Priceline (NASDAQ:PCLN) has established itself as the dominant Online Travel Agent (OTA) with Expedia (NASDAQ:EXPE) behind them. On paper, they meet most criteria of value investors, but there are still some questions about their future. As you can see below, Priceline beat most benchmarks over the last 5 years making investors very happy.
Source: Priceline's 10-K
Bad: Priceline May Like 'Buying/Acquiring' Too Much
Some of Priceline’s growth and dominance has been secured and funded by their capital expenditures. Their purchases include Kayak, Hotel Ninjas, OpenTable, Rocketmiles, Qlika, etc. With these acquisitions being no more than 2 or 3 years old, it isn’t easy to fully understand all of the synergistic effects of these companies and whether they are all viable investments. However, if we look at their capex in comparison to their total revenues, it only comes out to about 1.5-2%, which is not bad for a company that has a 3-year revenue growth of 20.6%. As the industry evolves and branches off into different niches, it appears Priceline is looking to keep up by way of buyouts, which can be effective but also disastrous. Priceline’s long-term debt grew to almost $6.2 billion for 2015, which is a 60% jump from the year-ago period. And for the years 2014 and 2013, the debt doubled YoY. Now while the debt is very manageable at the current stage, it is nonetheless growing faster than the company’s top or bottom line.

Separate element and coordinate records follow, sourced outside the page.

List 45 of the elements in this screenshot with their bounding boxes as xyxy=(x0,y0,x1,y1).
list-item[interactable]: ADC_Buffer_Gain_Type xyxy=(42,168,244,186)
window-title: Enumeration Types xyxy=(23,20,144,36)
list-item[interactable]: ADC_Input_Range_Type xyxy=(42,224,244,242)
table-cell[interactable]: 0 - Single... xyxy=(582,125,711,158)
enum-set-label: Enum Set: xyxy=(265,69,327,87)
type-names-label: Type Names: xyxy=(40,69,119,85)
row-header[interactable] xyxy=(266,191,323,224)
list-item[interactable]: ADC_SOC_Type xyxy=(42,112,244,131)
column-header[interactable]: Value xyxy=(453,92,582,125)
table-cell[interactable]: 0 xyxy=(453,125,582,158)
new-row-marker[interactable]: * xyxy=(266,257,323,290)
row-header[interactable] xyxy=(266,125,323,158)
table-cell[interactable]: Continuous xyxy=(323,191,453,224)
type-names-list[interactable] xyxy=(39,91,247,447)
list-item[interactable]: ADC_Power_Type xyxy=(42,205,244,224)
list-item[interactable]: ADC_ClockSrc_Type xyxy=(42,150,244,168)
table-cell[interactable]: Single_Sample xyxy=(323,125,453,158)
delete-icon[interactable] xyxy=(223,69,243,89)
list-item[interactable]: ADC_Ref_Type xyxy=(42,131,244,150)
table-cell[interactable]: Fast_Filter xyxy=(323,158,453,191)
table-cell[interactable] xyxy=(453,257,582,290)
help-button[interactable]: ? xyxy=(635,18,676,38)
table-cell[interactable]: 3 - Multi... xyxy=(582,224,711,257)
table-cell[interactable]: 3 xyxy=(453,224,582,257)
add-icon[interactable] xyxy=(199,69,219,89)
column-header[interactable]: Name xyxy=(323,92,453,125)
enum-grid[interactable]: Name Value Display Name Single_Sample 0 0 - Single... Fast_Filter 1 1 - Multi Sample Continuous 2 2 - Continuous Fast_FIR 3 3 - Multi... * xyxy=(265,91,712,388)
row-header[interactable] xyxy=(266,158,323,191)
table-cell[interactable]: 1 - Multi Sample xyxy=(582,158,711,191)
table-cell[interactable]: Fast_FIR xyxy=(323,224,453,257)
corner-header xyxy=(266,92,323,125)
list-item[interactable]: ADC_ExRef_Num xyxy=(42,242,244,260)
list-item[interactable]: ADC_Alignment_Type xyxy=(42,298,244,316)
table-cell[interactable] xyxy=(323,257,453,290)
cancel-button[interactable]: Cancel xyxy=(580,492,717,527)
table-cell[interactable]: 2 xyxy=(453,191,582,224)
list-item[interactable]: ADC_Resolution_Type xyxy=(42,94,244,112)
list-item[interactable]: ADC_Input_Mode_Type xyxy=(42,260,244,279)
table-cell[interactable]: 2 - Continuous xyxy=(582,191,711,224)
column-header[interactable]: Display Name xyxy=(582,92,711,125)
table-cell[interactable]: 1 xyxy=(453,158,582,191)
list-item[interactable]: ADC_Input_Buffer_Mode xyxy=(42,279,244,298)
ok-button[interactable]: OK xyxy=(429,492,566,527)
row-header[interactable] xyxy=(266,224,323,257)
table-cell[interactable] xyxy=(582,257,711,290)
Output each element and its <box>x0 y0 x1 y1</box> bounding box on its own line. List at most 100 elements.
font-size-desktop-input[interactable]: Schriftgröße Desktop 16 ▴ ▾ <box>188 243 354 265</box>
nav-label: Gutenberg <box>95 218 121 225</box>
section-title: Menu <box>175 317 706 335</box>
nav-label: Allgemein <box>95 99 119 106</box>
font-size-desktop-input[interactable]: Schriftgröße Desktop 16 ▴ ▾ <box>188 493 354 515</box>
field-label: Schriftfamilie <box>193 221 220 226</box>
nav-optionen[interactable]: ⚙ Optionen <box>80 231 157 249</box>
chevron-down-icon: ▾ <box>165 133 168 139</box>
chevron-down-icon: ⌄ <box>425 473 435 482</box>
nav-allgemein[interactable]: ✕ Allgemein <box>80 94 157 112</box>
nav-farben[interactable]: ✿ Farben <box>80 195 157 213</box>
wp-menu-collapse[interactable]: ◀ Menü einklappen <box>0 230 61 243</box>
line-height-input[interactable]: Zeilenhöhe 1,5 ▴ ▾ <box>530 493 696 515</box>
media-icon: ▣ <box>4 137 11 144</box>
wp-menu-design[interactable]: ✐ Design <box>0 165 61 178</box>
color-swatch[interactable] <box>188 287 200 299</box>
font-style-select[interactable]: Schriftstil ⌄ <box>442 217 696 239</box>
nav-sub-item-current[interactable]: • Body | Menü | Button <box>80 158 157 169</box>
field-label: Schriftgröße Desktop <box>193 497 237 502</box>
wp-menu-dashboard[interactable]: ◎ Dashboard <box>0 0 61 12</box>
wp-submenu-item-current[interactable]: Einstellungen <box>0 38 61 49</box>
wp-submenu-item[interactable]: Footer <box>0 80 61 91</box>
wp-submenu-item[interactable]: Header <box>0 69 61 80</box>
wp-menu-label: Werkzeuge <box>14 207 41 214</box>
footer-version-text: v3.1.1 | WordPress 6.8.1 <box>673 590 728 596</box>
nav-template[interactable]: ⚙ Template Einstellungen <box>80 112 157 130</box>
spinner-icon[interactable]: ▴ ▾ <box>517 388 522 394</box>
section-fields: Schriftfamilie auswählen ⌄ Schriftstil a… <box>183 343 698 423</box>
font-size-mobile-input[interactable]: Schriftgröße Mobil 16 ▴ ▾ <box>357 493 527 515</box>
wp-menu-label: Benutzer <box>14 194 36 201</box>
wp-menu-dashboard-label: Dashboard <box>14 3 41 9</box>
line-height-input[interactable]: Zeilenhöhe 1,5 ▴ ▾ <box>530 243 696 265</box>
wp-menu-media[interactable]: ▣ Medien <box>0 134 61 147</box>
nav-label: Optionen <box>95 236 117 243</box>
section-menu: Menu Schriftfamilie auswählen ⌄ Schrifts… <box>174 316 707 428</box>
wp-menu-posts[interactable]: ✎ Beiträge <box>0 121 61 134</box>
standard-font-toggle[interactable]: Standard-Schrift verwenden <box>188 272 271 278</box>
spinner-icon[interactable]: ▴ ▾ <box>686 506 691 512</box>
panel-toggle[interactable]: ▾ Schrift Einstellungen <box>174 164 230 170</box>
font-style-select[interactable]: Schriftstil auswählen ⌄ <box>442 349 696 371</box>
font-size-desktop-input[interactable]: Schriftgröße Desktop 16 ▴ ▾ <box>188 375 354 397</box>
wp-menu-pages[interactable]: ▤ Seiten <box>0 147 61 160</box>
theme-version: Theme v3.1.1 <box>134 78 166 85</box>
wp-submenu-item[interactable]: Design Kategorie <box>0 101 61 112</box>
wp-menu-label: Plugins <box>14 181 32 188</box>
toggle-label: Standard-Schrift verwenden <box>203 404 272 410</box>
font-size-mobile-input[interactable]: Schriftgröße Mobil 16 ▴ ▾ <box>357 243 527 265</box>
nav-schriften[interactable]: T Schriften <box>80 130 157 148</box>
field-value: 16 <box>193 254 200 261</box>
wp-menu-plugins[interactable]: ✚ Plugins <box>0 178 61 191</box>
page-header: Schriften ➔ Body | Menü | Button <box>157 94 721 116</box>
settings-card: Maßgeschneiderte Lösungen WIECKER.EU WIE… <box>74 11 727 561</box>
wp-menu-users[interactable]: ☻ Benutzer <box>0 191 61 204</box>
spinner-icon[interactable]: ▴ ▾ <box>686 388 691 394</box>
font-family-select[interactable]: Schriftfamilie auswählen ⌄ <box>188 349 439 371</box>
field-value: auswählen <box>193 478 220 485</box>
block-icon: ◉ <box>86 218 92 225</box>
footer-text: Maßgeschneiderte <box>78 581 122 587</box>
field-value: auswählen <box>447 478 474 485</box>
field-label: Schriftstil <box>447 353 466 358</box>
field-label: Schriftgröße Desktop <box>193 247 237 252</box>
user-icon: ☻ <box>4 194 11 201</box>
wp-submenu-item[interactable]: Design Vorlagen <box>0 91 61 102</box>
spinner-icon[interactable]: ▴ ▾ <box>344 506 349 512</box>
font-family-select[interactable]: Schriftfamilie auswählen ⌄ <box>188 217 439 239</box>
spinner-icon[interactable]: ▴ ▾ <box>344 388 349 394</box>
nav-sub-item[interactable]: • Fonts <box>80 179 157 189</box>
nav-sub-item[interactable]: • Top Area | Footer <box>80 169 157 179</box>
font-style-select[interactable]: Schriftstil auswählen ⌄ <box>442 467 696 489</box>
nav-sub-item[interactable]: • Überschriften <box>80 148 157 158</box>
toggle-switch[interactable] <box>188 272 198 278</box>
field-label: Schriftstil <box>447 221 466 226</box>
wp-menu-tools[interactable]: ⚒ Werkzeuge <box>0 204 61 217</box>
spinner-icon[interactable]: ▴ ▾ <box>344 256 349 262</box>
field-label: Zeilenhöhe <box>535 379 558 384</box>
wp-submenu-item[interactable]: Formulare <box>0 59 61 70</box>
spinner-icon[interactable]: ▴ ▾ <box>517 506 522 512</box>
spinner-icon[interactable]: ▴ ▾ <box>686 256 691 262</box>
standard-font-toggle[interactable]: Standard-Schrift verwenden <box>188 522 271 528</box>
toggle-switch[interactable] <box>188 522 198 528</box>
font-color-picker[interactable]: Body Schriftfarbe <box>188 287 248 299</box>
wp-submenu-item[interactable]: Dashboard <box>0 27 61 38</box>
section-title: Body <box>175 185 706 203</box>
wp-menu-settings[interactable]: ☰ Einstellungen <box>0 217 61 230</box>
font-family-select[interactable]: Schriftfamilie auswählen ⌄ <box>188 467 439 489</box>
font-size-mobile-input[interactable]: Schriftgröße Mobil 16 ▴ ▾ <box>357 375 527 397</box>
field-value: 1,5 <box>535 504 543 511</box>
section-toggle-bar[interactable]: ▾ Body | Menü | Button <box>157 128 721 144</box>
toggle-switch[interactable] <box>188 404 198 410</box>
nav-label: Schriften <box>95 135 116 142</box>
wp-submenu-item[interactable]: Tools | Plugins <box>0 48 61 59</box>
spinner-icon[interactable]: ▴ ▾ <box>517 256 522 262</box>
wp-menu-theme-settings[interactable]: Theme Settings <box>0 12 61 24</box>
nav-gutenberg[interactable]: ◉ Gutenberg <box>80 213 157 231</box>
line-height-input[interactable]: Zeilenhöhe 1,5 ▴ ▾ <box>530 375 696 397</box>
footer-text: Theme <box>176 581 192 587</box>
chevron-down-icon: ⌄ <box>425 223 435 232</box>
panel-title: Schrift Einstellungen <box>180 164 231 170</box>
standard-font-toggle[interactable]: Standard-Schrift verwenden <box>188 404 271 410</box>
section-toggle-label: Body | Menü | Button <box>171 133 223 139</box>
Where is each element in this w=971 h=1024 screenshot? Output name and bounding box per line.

Good: Priceline Has an Incredible Bottom Line
Priceline is a cash cow. The company has an operating margin of 35.3%, which is head and shoulders above Expedia’s 6.2%. They produced nearly $3 billion in free cash flow for 2015, which represents nearly a third of their sales. Numbers like these excite investors and show that the company is operating very efficiently in a way that yields simultaneous increases in topline and bottomline. This screams value to an investor, especially when comparing it to its competitors and seeing how they are growing their net income by almost twice the industry average.

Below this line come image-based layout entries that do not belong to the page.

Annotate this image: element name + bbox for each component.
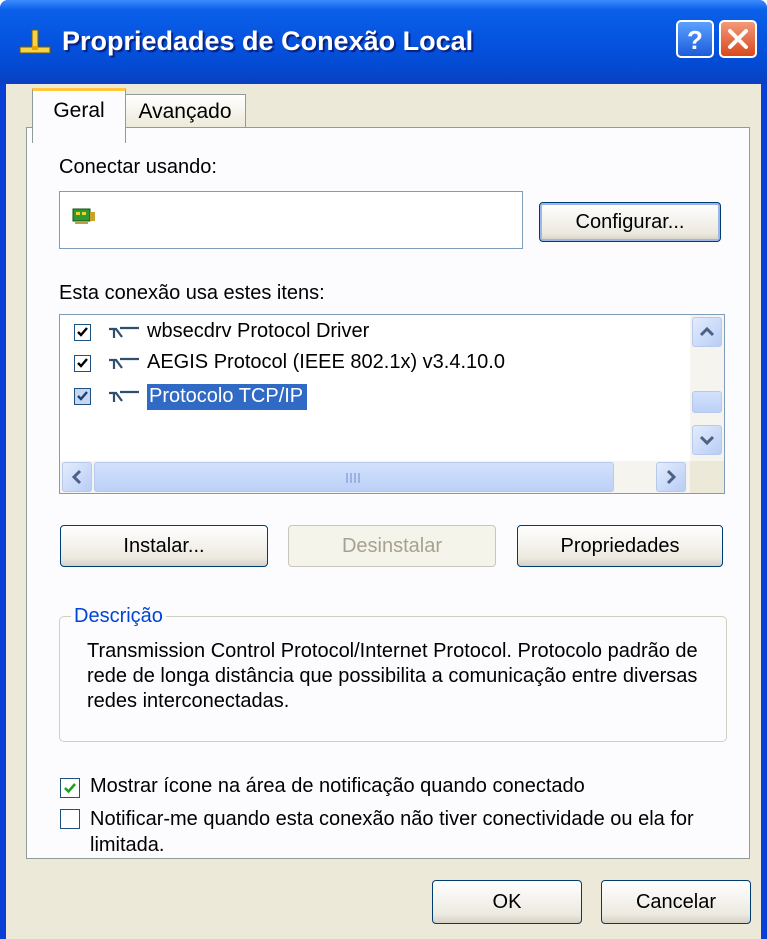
window-title: Propriedades de Conexão Local <box>62 26 474 56</box>
item-checkbox[interactable] <box>74 355 91 372</box>
install-button-label: Instalar... <box>123 535 205 557</box>
help-button[interactable]: ? <box>676 20 714 58</box>
description-text: Transmission Control Protocol/Internet P… <box>87 640 698 712</box>
vertical-scrollbar[interactable] <box>690 315 724 461</box>
list-item[interactable]: wbsecdrv Protocol Driver <box>60 319 688 349</box>
chevron-up-icon <box>699 326 715 337</box>
title-bar[interactable]: Propriedades de Conexão Local ? <box>0 0 767 84</box>
network-adapter-icon <box>72 208 95 224</box>
list-item-label: AEGIS Protocol (IEEE 802.1x) v3.4.10.0 <box>147 351 505 373</box>
items-label: Esta conexão usa estes itens: <box>59 282 325 304</box>
description-title: Descrição <box>71 605 166 628</box>
tab-geral[interactable]: Geral <box>32 88 126 143</box>
svg-text:?: ? <box>687 25 703 55</box>
ok-button[interactable]: OK <box>432 880 582 924</box>
tab-panel: Conectar usando: Configurar... Esta cone… <box>26 127 750 859</box>
check-icon <box>77 327 88 337</box>
notify-label: Notificar-me quando esta conexão não tiv… <box>90 808 694 856</box>
horizontal-scrollbar[interactable] <box>60 461 690 493</box>
item-checkbox[interactable] <box>74 324 91 341</box>
properties-button[interactable]: Propriedades <box>517 525 723 567</box>
close-icon <box>728 29 748 49</box>
ok-button-label: OK <box>492 891 522 913</box>
close-button[interactable] <box>719 20 757 58</box>
vertical-scroll-thumb[interactable] <box>692 391 722 413</box>
scroll-down-button[interactable] <box>692 425 722 455</box>
items-list[interactable]: wbsecdrv Protocol Driver AEGIS Protocol … <box>59 314 725 494</box>
scrollbar-corner <box>690 461 724 493</box>
adapter-field <box>59 191 523 249</box>
show-icon-checkbox[interactable] <box>60 778 80 798</box>
dialog-client: Geral Avançado Conectar usando: Configur… <box>6 84 761 939</box>
chevron-down-icon <box>699 435 715 446</box>
list-item-label: wbsecdrv Protocol Driver <box>147 320 370 342</box>
scroll-up-button[interactable] <box>692 317 722 347</box>
help-icon: ? <box>687 25 703 55</box>
show-icon-label: Mostrar ícone na área de notificação qua… <box>90 775 585 797</box>
list-item[interactable]: AEGIS Protocol (IEEE 802.1x) v3.4.10.0 <box>60 350 688 380</box>
scroll-right-button[interactable] <box>656 462 686 492</box>
properties-window: Propriedades de Conexão Local ? Geral Av… <box>0 0 767 939</box>
tab-avancado-label: Avançado <box>138 100 232 123</box>
horizontal-scroll-thumb[interactable] <box>94 462 614 492</box>
chevron-left-icon <box>71 469 82 485</box>
cancel-button[interactable]: Cancelar <box>601 880 751 924</box>
uninstall-button-label: Desinstalar <box>341 535 443 557</box>
check-icon <box>64 783 76 794</box>
protocol-icon <box>109 390 139 402</box>
grip-icon <box>346 473 360 483</box>
properties-button-label: Propriedades <box>560 535 680 557</box>
network-connection-icon <box>19 29 51 54</box>
chevron-right-icon <box>666 469 677 485</box>
cancel-button-label: Cancelar <box>635 891 717 913</box>
uninstall-button[interactable]: Desinstalar <box>288 525 496 567</box>
list-item-label: Protocolo TCP/IP <box>147 384 308 410</box>
check-icon <box>77 391 88 401</box>
configure-button-label: Configurar... <box>575 211 685 233</box>
check-icon <box>77 358 88 368</box>
protocol-icon <box>109 326 139 338</box>
notify-checkbox[interactable] <box>60 809 80 829</box>
install-button[interactable]: Instalar... <box>60 525 268 567</box>
list-item-selected[interactable]: Protocolo TCP/IP <box>60 383 688 413</box>
tab-avancado[interactable]: Avançado <box>124 94 246 129</box>
scroll-left-button[interactable] <box>62 462 92 492</box>
connect-using-label: Conectar usando: <box>59 156 217 178</box>
protocol-icon <box>109 357 139 369</box>
tab-geral-label: Geral <box>53 99 105 122</box>
configure-button[interactable]: Configurar... <box>539 202 721 242</box>
item-checkbox[interactable] <box>74 388 91 405</box>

Bad: Future Competition Isn’t So Clear
As it stands, Priceline is by far the top dog in online travel agencies, and they don’t face much direct competition that threatens them. However, stronger competition can be on the horizon. The first part of competition comes from the changes and niches growing in the OTA market, such as Airbnb, which offers room letting by people who want to rent their property for money. Airbnb has been such a hit that it has commanded a value of $25 billion in the latest round of funding. The next area of competition comes from the hotels themselves. There has been a push by hotels to drive more booking traffic to their websites rather than through online travel agencies, and they have been having some success doing so. And a merger between Starwood Hotels & Resorts Worldwide and Marriott International worth $13.6 billion is a huge consolidation effort within the lodging industry, which can have a negative impact on Priceline. If the industry continues to consolidate it can reduce competition on lodging pricing, and give the hotel companies more negotiating power over the online travel agencies, or possibly try to stomp out their bookings and commissions altogether. This poses a real threat to Priceline’s future.

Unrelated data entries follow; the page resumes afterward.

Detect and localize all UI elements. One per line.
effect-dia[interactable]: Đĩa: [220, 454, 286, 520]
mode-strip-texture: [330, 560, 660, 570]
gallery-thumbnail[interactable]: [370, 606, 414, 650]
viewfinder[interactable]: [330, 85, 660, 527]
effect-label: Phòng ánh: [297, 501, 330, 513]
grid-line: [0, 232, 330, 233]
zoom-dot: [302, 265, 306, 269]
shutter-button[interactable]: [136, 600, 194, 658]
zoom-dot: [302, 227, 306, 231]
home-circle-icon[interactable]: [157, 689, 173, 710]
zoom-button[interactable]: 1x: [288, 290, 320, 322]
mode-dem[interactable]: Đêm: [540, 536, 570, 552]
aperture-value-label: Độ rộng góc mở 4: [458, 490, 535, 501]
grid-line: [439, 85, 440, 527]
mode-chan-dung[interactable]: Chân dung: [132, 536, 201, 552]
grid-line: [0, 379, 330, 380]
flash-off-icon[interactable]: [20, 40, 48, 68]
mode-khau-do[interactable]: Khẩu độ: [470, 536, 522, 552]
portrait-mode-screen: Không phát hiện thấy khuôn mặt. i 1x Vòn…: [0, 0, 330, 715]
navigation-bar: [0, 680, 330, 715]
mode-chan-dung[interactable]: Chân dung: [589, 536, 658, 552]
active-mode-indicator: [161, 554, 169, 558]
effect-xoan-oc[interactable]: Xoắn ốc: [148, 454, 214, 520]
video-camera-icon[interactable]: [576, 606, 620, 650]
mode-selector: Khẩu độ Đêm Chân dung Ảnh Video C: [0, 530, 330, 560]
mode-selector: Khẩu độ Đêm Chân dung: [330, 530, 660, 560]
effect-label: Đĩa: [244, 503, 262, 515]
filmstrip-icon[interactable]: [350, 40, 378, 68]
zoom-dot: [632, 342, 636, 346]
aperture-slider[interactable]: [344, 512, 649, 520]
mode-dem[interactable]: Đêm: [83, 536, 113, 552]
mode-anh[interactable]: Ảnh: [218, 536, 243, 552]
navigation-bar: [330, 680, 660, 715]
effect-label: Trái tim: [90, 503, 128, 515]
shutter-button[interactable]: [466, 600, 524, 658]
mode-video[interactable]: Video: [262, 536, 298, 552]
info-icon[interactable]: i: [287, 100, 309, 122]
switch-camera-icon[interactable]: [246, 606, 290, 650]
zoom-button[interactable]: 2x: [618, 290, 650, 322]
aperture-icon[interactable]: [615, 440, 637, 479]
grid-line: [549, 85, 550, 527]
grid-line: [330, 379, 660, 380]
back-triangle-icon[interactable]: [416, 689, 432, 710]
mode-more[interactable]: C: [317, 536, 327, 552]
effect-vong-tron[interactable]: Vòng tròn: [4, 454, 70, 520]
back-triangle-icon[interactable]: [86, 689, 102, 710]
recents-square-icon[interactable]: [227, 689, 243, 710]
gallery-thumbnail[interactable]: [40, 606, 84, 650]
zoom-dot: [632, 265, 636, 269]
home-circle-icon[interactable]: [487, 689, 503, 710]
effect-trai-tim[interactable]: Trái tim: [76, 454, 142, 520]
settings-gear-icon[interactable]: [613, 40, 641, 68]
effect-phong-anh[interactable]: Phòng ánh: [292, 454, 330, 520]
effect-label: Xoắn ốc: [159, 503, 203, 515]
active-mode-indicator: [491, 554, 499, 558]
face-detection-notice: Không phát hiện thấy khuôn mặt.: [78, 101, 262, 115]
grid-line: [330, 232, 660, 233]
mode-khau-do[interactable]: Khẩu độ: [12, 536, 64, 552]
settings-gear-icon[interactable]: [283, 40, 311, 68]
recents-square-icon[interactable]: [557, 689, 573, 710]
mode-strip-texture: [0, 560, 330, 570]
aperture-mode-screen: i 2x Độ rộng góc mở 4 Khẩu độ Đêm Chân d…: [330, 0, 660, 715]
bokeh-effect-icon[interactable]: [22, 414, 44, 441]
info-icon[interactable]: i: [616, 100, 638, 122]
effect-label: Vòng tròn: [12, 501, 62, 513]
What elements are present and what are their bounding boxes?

Good: They Continue To Grow
Being the established player in the area, Priceline has a huge leg up when it comes to expanding into and building out of newer markets. They can continue their dominance in the markets they are established in and capitalize on growing vacationing trends into newer or popular geographic regions; China, Cuba, etc. It’s difficult to say how much longer Priceline can post significant revenue growth before they plateau, but they are on track to hit about $11 billion for 2017. Combining that kind of growth with their margins would create solid value for investors.
At first glance, Priceline screams value. It has everything an investor wants – growth, dominance, incredible margins, piles of free cash flow, etc. But there is an uncertainty about the future of the company. Priceline definitely warrants an investment on paper, but the uncertain future can make investors a little hesitant. It’s hard to tell right now if hotel consolidation and efforts to eliminate Priceline as a middleman will have a major impact on the company, or if it will just be a hiccup in the road. Priceline stock may look like a good value play but investors should proceed with caution.